I'm interested in getting the scientific names of my blast hits ran locally. I see blast+ search apps have option
-outfmt which can take
sscinames(seems new in version Blast+ 2.2.28), but even using
nt from NCBI(no luck with local databases either) I get
N\A for this specifier. Similarity for '%S' of
$ blastdbcmd -db nt -entry 229577210 -outfmt '%a || %g || %T || %S || %t' NM_001743.4 || 229577210 || 9606 || N/A || Homo sapiens calmodulin 2 (phosphorylase kinase, delta) (CALM2), mRNA
Until now I've been using taxids in a very convoluted way. I will get the GIs from my hits, then query the blast db using
blastdbcmd to get the taxid and then query the local copy of the NCBI taxonomy database with bioperl to get the scientific name. Now that I see blast+ seems to be able to directly output the scientific name, I would like to simplify things. I'm already able to simplify things a little using the also new output format specifier
staxids, so I can now get the taxid directly from the blast output.
So my questions is.
- Is there a way to build local blast databases in a way so 'sscinames' can be used to output the scientific name in blast+ results?
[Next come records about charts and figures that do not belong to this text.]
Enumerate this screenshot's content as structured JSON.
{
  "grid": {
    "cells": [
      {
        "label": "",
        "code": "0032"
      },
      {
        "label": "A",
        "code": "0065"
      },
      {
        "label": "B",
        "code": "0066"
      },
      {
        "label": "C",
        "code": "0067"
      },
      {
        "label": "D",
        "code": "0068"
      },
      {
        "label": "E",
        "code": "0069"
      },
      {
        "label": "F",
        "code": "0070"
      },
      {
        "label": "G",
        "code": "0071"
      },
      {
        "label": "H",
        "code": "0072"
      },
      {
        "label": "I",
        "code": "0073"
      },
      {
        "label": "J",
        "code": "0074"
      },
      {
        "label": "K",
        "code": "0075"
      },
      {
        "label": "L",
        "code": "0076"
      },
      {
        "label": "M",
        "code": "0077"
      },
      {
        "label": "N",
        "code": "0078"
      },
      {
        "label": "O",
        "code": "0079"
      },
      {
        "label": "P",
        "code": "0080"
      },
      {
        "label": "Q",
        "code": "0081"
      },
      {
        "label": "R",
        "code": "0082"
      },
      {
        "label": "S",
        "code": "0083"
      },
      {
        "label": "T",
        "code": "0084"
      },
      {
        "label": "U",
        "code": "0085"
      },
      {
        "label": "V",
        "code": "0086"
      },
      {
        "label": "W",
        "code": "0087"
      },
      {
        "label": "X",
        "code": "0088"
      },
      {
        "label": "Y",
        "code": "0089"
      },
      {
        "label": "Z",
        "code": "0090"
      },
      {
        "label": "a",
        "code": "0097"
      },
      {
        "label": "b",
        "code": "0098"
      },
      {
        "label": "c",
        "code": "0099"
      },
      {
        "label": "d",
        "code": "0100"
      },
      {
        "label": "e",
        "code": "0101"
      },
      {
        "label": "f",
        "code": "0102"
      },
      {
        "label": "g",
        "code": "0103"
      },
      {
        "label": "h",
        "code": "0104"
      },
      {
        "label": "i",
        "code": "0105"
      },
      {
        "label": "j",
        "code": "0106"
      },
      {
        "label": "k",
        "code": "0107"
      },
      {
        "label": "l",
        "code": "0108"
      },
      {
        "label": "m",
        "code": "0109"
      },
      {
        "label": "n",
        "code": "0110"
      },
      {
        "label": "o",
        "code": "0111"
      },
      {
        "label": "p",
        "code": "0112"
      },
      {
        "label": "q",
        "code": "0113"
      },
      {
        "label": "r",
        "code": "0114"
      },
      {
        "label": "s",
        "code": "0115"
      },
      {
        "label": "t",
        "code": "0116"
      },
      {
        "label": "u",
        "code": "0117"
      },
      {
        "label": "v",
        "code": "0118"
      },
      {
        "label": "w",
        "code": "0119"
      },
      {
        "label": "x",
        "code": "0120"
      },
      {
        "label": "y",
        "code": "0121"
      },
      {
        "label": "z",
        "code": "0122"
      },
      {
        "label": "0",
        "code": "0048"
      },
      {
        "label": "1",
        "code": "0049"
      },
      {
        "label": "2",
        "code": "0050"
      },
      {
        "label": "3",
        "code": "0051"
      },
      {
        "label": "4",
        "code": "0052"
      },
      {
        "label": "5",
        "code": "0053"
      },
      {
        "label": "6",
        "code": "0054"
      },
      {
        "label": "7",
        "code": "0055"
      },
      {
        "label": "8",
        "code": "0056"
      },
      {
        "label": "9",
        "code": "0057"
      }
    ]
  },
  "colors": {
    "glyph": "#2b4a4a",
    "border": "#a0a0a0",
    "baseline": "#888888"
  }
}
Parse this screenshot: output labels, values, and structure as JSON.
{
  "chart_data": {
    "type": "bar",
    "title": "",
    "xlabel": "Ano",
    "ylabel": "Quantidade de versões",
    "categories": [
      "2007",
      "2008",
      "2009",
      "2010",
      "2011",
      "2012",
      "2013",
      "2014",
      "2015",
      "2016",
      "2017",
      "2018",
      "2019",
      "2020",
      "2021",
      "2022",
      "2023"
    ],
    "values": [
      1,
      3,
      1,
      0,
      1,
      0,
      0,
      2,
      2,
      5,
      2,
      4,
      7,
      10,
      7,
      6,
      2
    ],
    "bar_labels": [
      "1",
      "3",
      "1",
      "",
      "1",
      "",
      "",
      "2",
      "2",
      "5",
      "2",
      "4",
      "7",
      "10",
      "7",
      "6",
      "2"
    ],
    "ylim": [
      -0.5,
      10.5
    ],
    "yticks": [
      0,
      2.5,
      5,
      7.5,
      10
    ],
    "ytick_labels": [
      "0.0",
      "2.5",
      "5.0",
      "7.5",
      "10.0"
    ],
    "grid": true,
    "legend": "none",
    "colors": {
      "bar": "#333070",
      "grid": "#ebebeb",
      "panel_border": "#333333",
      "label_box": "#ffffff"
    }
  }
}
In a side note. If there is a way, it seems odd NCBI's
nt is not built using it. At least that is the case for the version I got from Jul 11 2013.
Thanks in advance,
EDIT: I found I can now use
staxids to simplify my life a little. Some additional question formatting. NT updated to version from Jul 11.
Generally the sequence headers are taken from the fasta sequences. So if the fasta header has the info then blast output will display it.
makeblastdbis used to create a local database.
Sorry, but I think it is more complicated than that. For example, the taxid won't be parsed from the fasta header. If you want your locally build blast database to have taxid information for each record, you need to provide a gi to taxid map file. You can do this using
-taxid_map. My question is how can I now include scientific names when building a blast database so I can use the new output format specifier
Since the input has to include the information for it to be available in the BLAST database, I suspect this is one of the cases where you have to build the BLAST database from ASN.1 format data. However as you have noticed it appears that the BLAST databases provided by NCBI, at least 'nt' and 'nr' are missing the additional information for '%S' (and '%L').
This could be related to compatibility with the legacy NCBI BLAST programs, might be a decision made due to the resulting increase in database file size or it could be that the methods used to create these databases have problems with including this information. In either case it looks like your best bet is to contact the BLAST folks at NCBI (see http://blast.ncbi.nlm.nih.gov/Blast.cgi?CMD=Web&PAGE_TYPE=BlastDocs) and see if they can help with further information about which of their databases contain this information, and how to create your own databases containing this data.